Homeless After Kargil War, They Built a Home Again. Now That's Gone Too.

Since morning, the langer of the army had closed down. Food came in the evening.

Jammu: This was not first time that Mohammed Riaz and 30 other families of Jammu's Gujjar Basti have turned homeless. Back in 1999, during the Kargil war, all these families had been uprooted from their homes in RS Pura. They had rebuilt their lives on the banks of the Tawi river. Now, they have lost everything all over again.

On September 6, when Tawi flooded its banks, these people just had to rush out of their homes to save their lives. There was no time to carry even the most basic items. A change of clothes. Or food.

Now, they are at the army's makeshift camp, depending on the free food. But even that stopped this morning when the langer was dismantled. Even by evening, they hadn't had a morsel.

Later a three-ton army truck came in, carrying rice, dal, chapati and vegetables - fulfilling army jawans' pledge to "help as long as they can". But there's not much they can do.
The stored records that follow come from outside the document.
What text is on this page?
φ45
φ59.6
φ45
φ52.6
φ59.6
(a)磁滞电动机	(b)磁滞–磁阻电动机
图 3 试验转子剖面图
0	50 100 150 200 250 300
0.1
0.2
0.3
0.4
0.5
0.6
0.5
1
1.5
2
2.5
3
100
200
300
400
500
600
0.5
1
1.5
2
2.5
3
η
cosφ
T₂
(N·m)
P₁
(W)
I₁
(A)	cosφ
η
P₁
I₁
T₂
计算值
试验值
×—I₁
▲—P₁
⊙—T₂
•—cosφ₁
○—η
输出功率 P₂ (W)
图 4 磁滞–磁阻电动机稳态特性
The army cannot be engaged in relief and rehabilitation for too long, since all training activities get suspended, which in turn, can hamper operational preparedness. After the first crush of a crisis is over, they hand over the operations to the state government.

For the camp inmates, uncertainty looms large. "Government officials came and took down our details, but they never came back," said Riyaz's wife Yasmin Akhtar.

But neither Riaz nor his family expect or want help from anyone -- least of all the state government.

"Had I been able to move, I could have worked as a labourer. Just pray that I get better  and can work again," said Riaz, for whom the floods had come as a double calamity. A welder by profession, he had been rendered immobile by an accident three months ago

Then, there was Farooq Malik -- a portly man with a trimmed beard who used to run a diary. Most of his cattle have gone. So has his house. Today, he has another identity - "Chachu", a sobriquet bestowed by the 15-odd kids hanging onto his shirt-tails.

Chachu's concern showed: "Over the last 15 years we had built our houses. Now we have nothing again. But it is not about us or our homes alone. What about their education? Back in 1999, most of us did not have kids."